Description: Occasionally, during shutdown the slave crashes in rpl_* tests. The crash is an assert (actually fprintf()+abort()) like this: safe_mutex: Trying to destroy a mutex that was locked at slave.cc, line 3535 at slave.h, line 209 mysqld got signal 6; Here is a stack trace obtained with gdb: #0 0xffffe410 in ?? () #1 0x40700434 in ?? () #2 0x00000006 in ?? () #3 0x083b0509 in write_core (sig=24205) at stacktrace.c:220 #4 0x08217650 in handle_segfault (sig=6) at mysqld.cc:2175 #5 <signal handler called> #6 0xffffe410 in ?? () #7 0x4070076c in ?? () #8 0x00000006 in ?? () #9 0x400e6ce9 in abort () from /lib/tls/libc.so.6 #10 0x0866e589 in safe_mutex_destroy (mp=0x8c6d520, file=0x5f4b <Address 0x5f4b out of bounds>, line=0) at thr_mutex.c:281 #11 0x083a16ce in end_slave () at slave.h:209 #12 0x0821a0b3 in kill_server_thread (arg=0x4063c9cc) at mysqld.cc:887 #13 0x40047a13 in start_thread () from /lib/tls/libpthread.so.0 #14 0x401759da in clone () from /lib/tls/libc.so.6 The mutex that is destroyed while still locked is this one: pthread_mutex_destroy(&run_lock); How to repeat: The failures appear quite random.
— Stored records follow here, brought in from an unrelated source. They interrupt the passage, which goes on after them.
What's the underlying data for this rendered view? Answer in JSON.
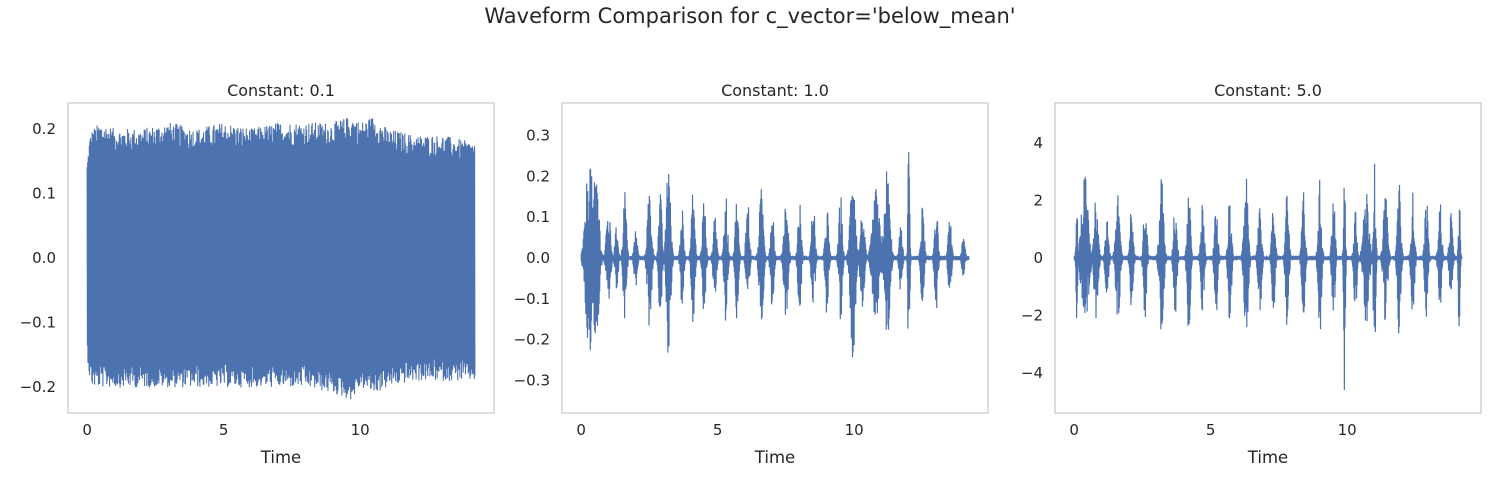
{
  "figure": {
    "suptitle": "Waveform Comparison for c_vector='below_mean'"
  },
  "style": {
    "line_color": "#4c72b0",
    "spine_color": "#cccccc",
    "text_color": "#262626",
    "background": "#ffffff"
  },
  "chart_data": [
    {
      "type": "line",
      "title": "Constant: 0.1",
      "xlabel": "Time",
      "ylabel": "",
      "grid": false,
      "xlim": [
        -0.7,
        14.9
      ],
      "ylim": [
        -0.24,
        0.24
      ],
      "xticks": [
        0,
        5,
        10
      ],
      "yticks": [
        -0.2,
        -0.1,
        0.0,
        0.1,
        0.2
      ],
      "ytick_labels": [
        "−0.2",
        "−0.1",
        "0.0",
        "0.1",
        "0.2"
      ],
      "duration": 14.2,
      "envelope": {
        "x": [
          0,
          0.1,
          0.2,
          0.5,
          1,
          2,
          3,
          4,
          5,
          6,
          7,
          8,
          9,
          9.7,
          10,
          10.5,
          11,
          12,
          13,
          14,
          14.2
        ],
        "max": [
          0.15,
          0.19,
          0.2,
          0.21,
          0.2,
          0.2,
          0.21,
          0.2,
          0.21,
          0.2,
          0.21,
          0.21,
          0.21,
          0.22,
          0.21,
          0.22,
          0.2,
          0.19,
          0.19,
          0.18,
          0.18
        ],
        "min": [
          -0.15,
          -0.19,
          -0.2,
          -0.2,
          -0.2,
          -0.2,
          -0.2,
          -0.2,
          -0.2,
          -0.2,
          -0.2,
          -0.2,
          -0.21,
          -0.22,
          -0.2,
          -0.21,
          -0.2,
          -0.19,
          -0.19,
          -0.19,
          -0.19
        ]
      }
    },
    {
      "type": "line",
      "title": "Constant: 1.0",
      "xlabel": "Time",
      "ylabel": "",
      "grid": false,
      "xlim": [
        -0.7,
        14.9
      ],
      "ylim": [
        -0.38,
        0.38
      ],
      "xticks": [
        0,
        5,
        10
      ],
      "yticks": [
        -0.3,
        -0.2,
        -0.1,
        0.0,
        0.1,
        0.2,
        0.3
      ],
      "ytick_labels": [
        "−0.3",
        "−0.2",
        "−0.1",
        "0.0",
        "0.1",
        "0.2",
        "0.3"
      ],
      "duration": 14.2,
      "bursts": [
        {
          "t": 0.3,
          "w": 0.25,
          "amp": 0.26
        },
        {
          "t": 0.55,
          "w": 0.2,
          "amp": 0.23
        },
        {
          "t": 1.0,
          "w": 0.15,
          "amp": 0.12
        },
        {
          "t": 1.3,
          "w": 0.12,
          "amp": 0.08
        },
        {
          "t": 1.6,
          "w": 0.12,
          "amp": 0.17
        },
        {
          "t": 2.0,
          "w": 0.12,
          "amp": 0.07
        },
        {
          "t": 2.5,
          "w": 0.15,
          "amp": 0.17
        },
        {
          "t": 2.9,
          "w": 0.12,
          "amp": 0.16
        },
        {
          "t": 3.2,
          "w": 0.15,
          "amp": 0.25
        },
        {
          "t": 3.7,
          "w": 0.12,
          "amp": 0.13
        },
        {
          "t": 4.1,
          "w": 0.12,
          "amp": 0.17
        },
        {
          "t": 4.5,
          "w": 0.12,
          "amp": 0.15
        },
        {
          "t": 4.9,
          "w": 0.12,
          "amp": 0.12
        },
        {
          "t": 5.3,
          "w": 0.12,
          "amp": 0.16
        },
        {
          "t": 5.7,
          "w": 0.12,
          "amp": 0.15
        },
        {
          "t": 6.1,
          "w": 0.12,
          "amp": 0.15
        },
        {
          "t": 6.6,
          "w": 0.15,
          "amp": 0.17
        },
        {
          "t": 7.0,
          "w": 0.12,
          "amp": 0.13
        },
        {
          "t": 7.5,
          "w": 0.15,
          "amp": 0.15
        },
        {
          "t": 8.0,
          "w": 0.12,
          "amp": 0.14
        },
        {
          "t": 8.5,
          "w": 0.12,
          "amp": 0.15
        },
        {
          "t": 9.0,
          "w": 0.12,
          "amp": 0.14
        },
        {
          "t": 9.5,
          "w": 0.12,
          "amp": 0.16
        },
        {
          "t": 9.95,
          "w": 0.18,
          "amp": 0.25
        },
        {
          "t": 10.3,
          "w": 0.15,
          "amp": 0.12
        },
        {
          "t": 10.8,
          "w": 0.25,
          "amp": 0.17
        },
        {
          "t": 11.2,
          "w": 0.2,
          "amp": 0.22
        },
        {
          "t": 11.7,
          "w": 0.12,
          "amp": 0.08
        },
        {
          "t": 12.0,
          "w": 0.06,
          "amp": 0.34
        },
        {
          "t": 12.5,
          "w": 0.12,
          "amp": 0.13
        },
        {
          "t": 13.0,
          "w": 0.12,
          "amp": 0.14
        },
        {
          "t": 13.5,
          "w": 0.12,
          "amp": 0.1
        },
        {
          "t": 14.0,
          "w": 0.12,
          "amp": 0.05
        }
      ]
    },
    {
      "type": "line",
      "title": "Constant: 5.0",
      "xlabel": "Time",
      "ylabel": "",
      "grid": false,
      "xlim": [
        -0.7,
        14.9
      ],
      "ylim": [
        -5.4,
        5.4
      ],
      "xticks": [
        0,
        5,
        10
      ],
      "yticks": [
        -4,
        -2,
        0,
        2,
        4
      ],
      "ytick_labels": [
        "−4",
        "−2",
        "0",
        "2",
        "4"
      ],
      "duration": 14.2,
      "bursts": [
        {
          "t": 0.1,
          "w": 0.06,
          "amp": 2.3
        },
        {
          "t": 0.4,
          "w": 0.25,
          "amp": 2.9
        },
        {
          "t": 0.8,
          "w": 0.15,
          "amp": 2.1
        },
        {
          "t": 1.2,
          "w": 0.12,
          "amp": 1.5
        },
        {
          "t": 1.6,
          "w": 0.15,
          "amp": 2.4
        },
        {
          "t": 2.1,
          "w": 0.12,
          "amp": 1.8
        },
        {
          "t": 2.6,
          "w": 0.12,
          "amp": 2.2
        },
        {
          "t": 3.2,
          "w": 0.15,
          "amp": 2.9
        },
        {
          "t": 3.7,
          "w": 0.12,
          "amp": 2.1
        },
        {
          "t": 4.2,
          "w": 0.12,
          "amp": 2.7
        },
        {
          "t": 4.7,
          "w": 0.12,
          "amp": 2.0
        },
        {
          "t": 5.2,
          "w": 0.12,
          "amp": 2.1
        },
        {
          "t": 5.7,
          "w": 0.12,
          "amp": 2.3
        },
        {
          "t": 6.3,
          "w": 0.15,
          "amp": 2.8
        },
        {
          "t": 6.8,
          "w": 0.12,
          "amp": 2.3
        },
        {
          "t": 7.3,
          "w": 0.12,
          "amp": 2.0
        },
        {
          "t": 7.8,
          "w": 0.12,
          "amp": 2.4
        },
        {
          "t": 8.4,
          "w": 0.12,
          "amp": 2.4
        },
        {
          "t": 9.0,
          "w": 0.12,
          "amp": 2.8
        },
        {
          "t": 9.5,
          "w": 0.12,
          "amp": 2.1
        },
        {
          "t": 9.9,
          "w": 0.06,
          "amp": 4.9
        },
        {
          "t": 10.3,
          "w": 0.12,
          "amp": 1.9
        },
        {
          "t": 10.7,
          "w": 0.2,
          "amp": 2.4
        },
        {
          "t": 11.0,
          "w": 0.08,
          "amp": 4.0
        },
        {
          "t": 11.4,
          "w": 0.15,
          "amp": 2.3
        },
        {
          "t": 11.9,
          "w": 0.12,
          "amp": 3.0
        },
        {
          "t": 12.4,
          "w": 0.12,
          "amp": 2.3
        },
        {
          "t": 12.9,
          "w": 0.12,
          "amp": 2.1
        },
        {
          "t": 13.4,
          "w": 0.12,
          "amp": 2.1
        },
        {
          "t": 13.8,
          "w": 0.12,
          "amp": 1.6
        },
        {
          "t": 14.1,
          "w": 0.06,
          "amp": 2.9
        }
      ]
    }
  ]
}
However, I was able to reproduce reliably by running two tests in a loop: (cd mysql-test && for i in `seq 1 1000`; do echo XXX $i XXX; MTR_BUILD_THREAD=4 perl mysql-test-run.pl --vardir=/dev/shm/v4 --tmpdir=/dev/shm/t4 --timer --ps-protocol --mysqld=--binlog-format=row rpl_loaddatalocal rpl_row_stop_middle_update || exit 1; done) Had to let it run for quite a while though, failed on iteration 36 in one attempt, for example.